The young men staying at the shelter all succeeded in surviving the vicious waves that separate Libya from Sicily. From there, while encountering significant police brutality and often having to sleep on the streets, they made their way through the Italian peninsula, the French metropolis and lastly, Brussels, the capital of the EU. Most of them ended up in Brussels quite randomly, following the advice of old friends who had taken this journey before them. 

However, Belgium is not their final destination: their dreams lie in England, a place they speak of ceaselessly. 

“I heard London is very beautiful. And it’s big, too. And that they give the papers easily. Is it true?” They hang onto their dream to reach England like a lifebuoy. “Sania, do you want to talk to my friend? He is in London now!” wonders Yassine.

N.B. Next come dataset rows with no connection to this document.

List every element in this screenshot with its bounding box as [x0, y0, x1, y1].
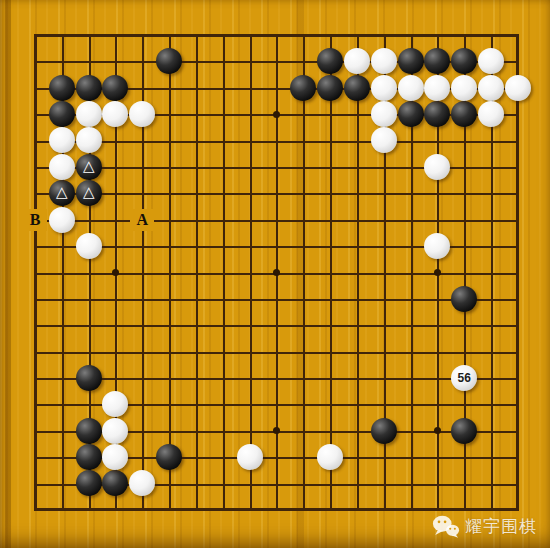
star-point — [434, 269, 441, 276]
stone-black: △ — [76, 154, 102, 180]
star-point — [434, 427, 441, 434]
stone-white — [478, 101, 504, 127]
stone-white — [49, 207, 75, 233]
stone-black: △ — [76, 180, 102, 206]
stone-black — [317, 75, 343, 101]
move-number: 56 — [458, 372, 471, 384]
stone-black — [76, 444, 102, 470]
stone-white — [317, 444, 343, 470]
stone-white — [371, 75, 397, 101]
stone-white — [76, 101, 102, 127]
stone-white — [49, 127, 75, 153]
stone-black — [424, 48, 450, 74]
stone-black — [49, 101, 75, 127]
stone-white — [451, 75, 477, 101]
stone-white — [371, 127, 397, 153]
stone-white — [505, 75, 531, 101]
stone-black: △ — [49, 180, 75, 206]
stone-black — [344, 75, 370, 101]
stone-black — [398, 101, 424, 127]
stone-black — [451, 48, 477, 74]
wechat-icon — [432, 514, 460, 539]
stone-black — [102, 470, 128, 496]
stone-white — [102, 391, 128, 417]
board-label-B: B — [23, 209, 47, 231]
stone-black — [424, 101, 450, 127]
stone-white — [371, 101, 397, 127]
board-label-A: A — [130, 209, 154, 231]
stone-white — [129, 470, 155, 496]
stone-white — [371, 48, 397, 74]
stone-black — [76, 418, 102, 444]
triangle-mark: △ — [83, 185, 95, 200]
stone-white — [398, 75, 424, 101]
stone-black — [76, 75, 102, 101]
stone-black — [451, 418, 477, 444]
stone-black — [290, 75, 316, 101]
stone-white — [102, 444, 128, 470]
triangle-mark: △ — [83, 159, 95, 174]
stone-black — [398, 48, 424, 74]
stone-white — [102, 101, 128, 127]
stone-black — [451, 286, 477, 312]
stone-white — [478, 75, 504, 101]
watermark: 耀宇围棋 — [432, 514, 537, 539]
stone-white — [424, 75, 450, 101]
stone-black — [371, 418, 397, 444]
stone-black — [451, 101, 477, 127]
triangle-mark: △ — [56, 185, 68, 200]
stone-white — [129, 101, 155, 127]
stone-white — [76, 233, 102, 259]
stones-layer[interactable]: △△△56BA — [22, 22, 532, 523]
stone-white — [478, 48, 504, 74]
stone-black — [317, 48, 343, 74]
stone-black — [156, 444, 182, 470]
stone-black — [76, 365, 102, 391]
star-point — [112, 269, 119, 276]
watermark-text: 耀宇围棋 — [465, 515, 537, 538]
stone-white — [76, 127, 102, 153]
stone-black — [102, 75, 128, 101]
stone-white — [102, 418, 128, 444]
stone-white — [344, 48, 370, 74]
stone-white — [49, 154, 75, 180]
stone-black — [49, 75, 75, 101]
stone-white — [237, 444, 263, 470]
stone-white: 56 — [451, 365, 477, 391]
star-point — [273, 111, 280, 118]
star-point — [273, 269, 280, 276]
go-board-canvas: △△△56BA 耀宇围棋 — [0, 0, 550, 548]
stone-black — [76, 470, 102, 496]
stone-white — [424, 233, 450, 259]
star-point — [273, 427, 280, 434]
stone-black — [156, 48, 182, 74]
stone-white — [424, 154, 450, 180]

They often call their friends who made it there on FaceTime, almost as a subconscious reminder that it is indeed possible. Adam, who is fifteen, made himself a tattoo that reminds him to “think positive”. He has not spoken to his family for three months, because of the non-functioning network in his hometown. It’s for them that Adam risks his life constantly.

Back at the shelter. Tonight, like every night, the same scenario takes place: after dinner, the three hundred fifty men hosted in the shelter put all their stuff in a small backpack. Tonight, they are “going to chance”, as they say. In other words, they are trying to cling onto lorries heading to the UK.

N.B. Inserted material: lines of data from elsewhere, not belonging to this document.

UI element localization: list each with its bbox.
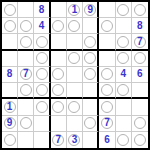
cell-r5c5[interactable] — [67, 67, 83, 83]
cell-r2c1[interactable] — [2, 18, 18, 34]
cell-r2c2[interactable] — [18, 18, 34, 34]
odd-circle-marker — [68, 20, 80, 32]
odd-circle-marker — [36, 52, 48, 64]
cell-r4c9[interactable] — [132, 51, 148, 67]
odd-circle-marker — [36, 36, 48, 48]
cell-r6c5[interactable] — [67, 83, 83, 99]
cell-r1c4[interactable] — [51, 2, 67, 18]
cell-r6c7[interactable] — [99, 83, 115, 99]
odd-circle-marker — [117, 134, 129, 146]
cell-r8c8[interactable] — [116, 116, 132, 132]
given-digit: 1 — [7, 102, 13, 112]
given-digit: 3 — [72, 135, 78, 145]
cell-r7c3[interactable] — [34, 99, 50, 115]
cell-r9c3[interactable] — [34, 132, 50, 148]
cell-r6c8[interactable] — [116, 83, 132, 99]
given-digit: 7 — [55, 135, 61, 145]
cell-r2c4[interactable] — [51, 18, 67, 34]
cell-r7c8[interactable] — [116, 99, 132, 115]
cell-r9c7[interactable]: 6 — [99, 132, 115, 148]
odd-circle-marker — [20, 84, 32, 96]
cell-r8c1[interactable]: 9 — [2, 116, 18, 132]
cell-r8c6[interactable] — [83, 116, 99, 132]
cell-r8c5[interactable] — [67, 116, 83, 132]
odd-circle-marker — [134, 134, 146, 146]
odd-circle-marker — [101, 84, 113, 96]
cell-r8c4[interactable] — [51, 116, 67, 132]
cell-r2c3[interactable]: 4 — [34, 18, 50, 34]
cell-r5c1[interactable]: 8 — [2, 67, 18, 83]
cell-r8c2[interactable] — [18, 116, 34, 132]
cell-r1c7[interactable] — [99, 2, 115, 18]
cell-r4c7[interactable] — [99, 51, 115, 67]
cell-r6c4[interactable] — [51, 83, 67, 99]
cell-r2c5[interactable] — [67, 18, 83, 34]
odd-circle-marker — [4, 134, 16, 146]
cell-r2c8[interactable] — [116, 18, 132, 34]
cell-r3c7[interactable] — [99, 34, 115, 50]
cell-r5c2[interactable]: 7 — [18, 67, 34, 83]
cell-r5c8[interactable]: 4 — [116, 67, 132, 83]
odd-circle-marker — [68, 52, 80, 64]
odd-circle-marker — [4, 4, 16, 16]
given-digit: 6 — [137, 69, 143, 79]
odd-circle-marker — [20, 117, 32, 129]
odd-circle-marker — [84, 36, 96, 48]
given-digit: 7 — [104, 118, 110, 128]
given-digit: 6 — [104, 135, 110, 145]
cell-r9c8[interactable] — [116, 132, 132, 148]
cell-r3c9[interactable]: 7 — [132, 34, 148, 50]
odd-circle-marker — [84, 117, 96, 129]
cell-r5c3[interactable] — [34, 67, 50, 83]
cell-r8c9[interactable] — [132, 116, 148, 132]
odd-circle-marker: 9 — [84, 4, 96, 16]
cell-r3c1[interactable] — [2, 34, 18, 50]
odd-circle-marker: 7 — [20, 68, 32, 80]
cell-r3c5[interactable] — [67, 34, 83, 50]
cell-r4c6[interactable] — [83, 51, 99, 67]
given-digit: 8 — [7, 69, 13, 79]
given-digit: 4 — [120, 69, 126, 79]
cell-r6c9[interactable] — [132, 83, 148, 99]
odd-circle-marker: 3 — [68, 134, 80, 146]
cell-r2c6[interactable] — [83, 18, 99, 34]
odd-circle-marker — [36, 101, 48, 113]
cell-r9c1[interactable] — [2, 132, 18, 148]
cell-r9c2[interactable] — [18, 132, 34, 148]
cell-r7c9[interactable] — [132, 99, 148, 115]
odd-circle-marker: 7 — [52, 134, 64, 146]
cell-r6c3[interactable] — [34, 83, 50, 99]
odd-circle-marker — [20, 36, 32, 48]
cell-r3c2[interactable] — [18, 34, 34, 50]
odd-circle-marker — [20, 20, 32, 32]
cell-r1c8[interactable] — [116, 2, 132, 18]
cell-r7c6[interactable] — [83, 99, 99, 115]
cell-r4c1[interactable] — [2, 51, 18, 67]
cell-r5c6[interactable] — [83, 67, 99, 83]
cell-r3c3[interactable] — [34, 34, 50, 50]
sudoku-board: 8194878746197736 — [0, 0, 150, 150]
odd-circle-marker: 9 — [4, 117, 16, 129]
given-digit: 4 — [39, 21, 45, 31]
cell-r5c7[interactable] — [99, 67, 115, 83]
cell-r7c4[interactable] — [51, 99, 67, 115]
odd-circle-marker: 1 — [4, 101, 16, 113]
cell-r4c3[interactable] — [34, 51, 50, 67]
odd-circle-marker: 1 — [68, 4, 80, 16]
odd-circle-marker — [84, 52, 96, 64]
cell-r4c8[interactable] — [116, 51, 132, 67]
odd-circle-marker: 7 — [134, 36, 146, 48]
cell-r3c8[interactable] — [116, 34, 132, 50]
cell-r1c9[interactable] — [132, 2, 148, 18]
given-digit: 1 — [72, 5, 78, 15]
odd-circle-marker — [52, 68, 64, 80]
cell-r1c5[interactable]: 1 — [67, 2, 83, 18]
cell-r9c4[interactable]: 7 — [51, 132, 67, 148]
odd-circle-marker — [52, 84, 64, 96]
odd-circle-marker — [117, 4, 129, 16]
cell-r6c1[interactable] — [2, 83, 18, 99]
odd-circle-marker — [52, 20, 64, 32]
cell-r1c3[interactable]: 8 — [34, 2, 50, 18]
cell-r8c3[interactable] — [34, 116, 50, 132]
cell-r7c5[interactable] — [67, 99, 83, 115]
cell-r7c1[interactable]: 1 — [2, 99, 18, 115]
cell-r8c7[interactable]: 7 — [99, 116, 115, 132]
cell-r1c1[interactable] — [2, 2, 18, 18]
odd-circle-marker — [4, 20, 16, 32]
cell-r7c2[interactable] — [18, 99, 34, 115]
cell-r5c4[interactable] — [51, 67, 67, 83]
odd-circle-marker — [134, 52, 146, 64]
cell-r4c5[interactable] — [67, 51, 83, 67]
given-digit: 7 — [137, 37, 143, 47]
odd-circle-marker — [36, 84, 48, 96]
given-digit: 9 — [87, 5, 93, 15]
given-digit: 7 — [23, 69, 29, 79]
odd-circle-marker — [134, 117, 146, 129]
odd-circle-marker — [117, 52, 129, 64]
given-digit: 8 — [39, 5, 45, 15]
cell-r3c4[interactable] — [51, 34, 67, 50]
cell-r6c6[interactable] — [83, 83, 99, 99]
cell-r7c7[interactable] — [99, 99, 115, 115]
cell-r3c6[interactable] — [83, 34, 99, 50]
odd-circle-marker — [84, 68, 96, 80]
cell-r5c9[interactable]: 6 — [132, 67, 148, 83]
odd-circle-marker — [36, 68, 48, 80]
cell-r1c6[interactable]: 9 — [83, 2, 99, 18]
odd-circle-marker — [134, 4, 146, 16]
cell-r6c2[interactable] — [18, 83, 34, 99]
cell-r9c5[interactable]: 3 — [67, 132, 83, 148]
cell-r4c2[interactable] — [18, 51, 34, 67]
odd-circle-marker — [101, 101, 113, 113]
odd-circle-marker — [117, 36, 129, 48]
given-digit: 8 — [137, 21, 143, 31]
cell-r4c4[interactable] — [51, 51, 67, 67]
cell-r9c9[interactable] — [132, 132, 148, 148]
odd-circle-marker — [52, 101, 64, 113]
odd-circle-marker — [68, 101, 80, 113]
odd-circle-marker — [101, 68, 113, 80]
odd-circle-marker — [101, 20, 113, 32]
cell-r1c2[interactable] — [18, 2, 34, 18]
cell-r9c6[interactable] — [83, 132, 99, 148]
cell-r2c9[interactable]: 8 — [132, 18, 148, 34]
given-digit: 9 — [7, 118, 13, 128]
cell-r2c7[interactable] — [99, 18, 115, 34]
odd-circle-marker: 7 — [101, 117, 113, 129]
odd-circle-marker — [117, 84, 129, 96]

And tomorrow morning, like every morning, 99% of them will come back with tired faces, exhausted from the long night they just spent in the Belgian parking lots. Some of them would have just been released from a night in prison, after having been caught by the police in Calais, “the hope graveyard”, as they call it. Others would come back with wounds, bitten by police’s dogs. However, for a few, the lucky day would have come and soon enough, their faces will be all over Facebook stories of their friends, with the caption “congratulations brother” alongside emojis of the British flag.

Back to reality, too. The reality that is made with dramatic and happy events. My friends from Tigray are full of life. Everyday, they gather in the North Station of Brussels to chat with their friends, to welcome new ones, to play football and, even, to party. When Thomas shows me a video of him dancing with his friends, a beer in his head, in a Belgian parking lot with Tigrean music in the background, his eyes are full of light. 

After all, they are teenagers who had to grow up too quickly. But what I feel when I am looking at them has never been - and will never be - pity. I feel admiration. Admiration for all the kilometres they have done, on the roads of North Africa, of the Balkans, of Spain, Italy and Greece, and hopefully soon, of Great Britain. 

As fellow human beings and conscious citizens, it is our duty to help people like Thomas, Adam and Yassine on their road to safety. But we also have to keep in mind that it is the policies of the countries we live in that are directly responsible for the human rights abuses they had to live through when they started their journey towards the UK, whether it be in Libya or in the European Union.

Therefore, whatever we might individually do to compensate for the bad conditions put into place by our governments, we should also collectively resist the racist and xenophobic regulations in our Western societies, so that in the future, migrants do not have to risk their lives to be treated with humanity.

A few days after finishing this piece, I received a phone call.  

It was Yassine.  

“Sania, I am in the UK! I made it! I am so happy Sania, I am so happy! I am in London! Please, come visit me!”.

A few days later, I booked a flight to London, and when he asked me how much it was, I said “expensive”, to which he replied: “Why don’t you do what I did? Planes are not good, you should try to come in a lorry like me!”


*The names of the author’s sources have been modified for security reasons.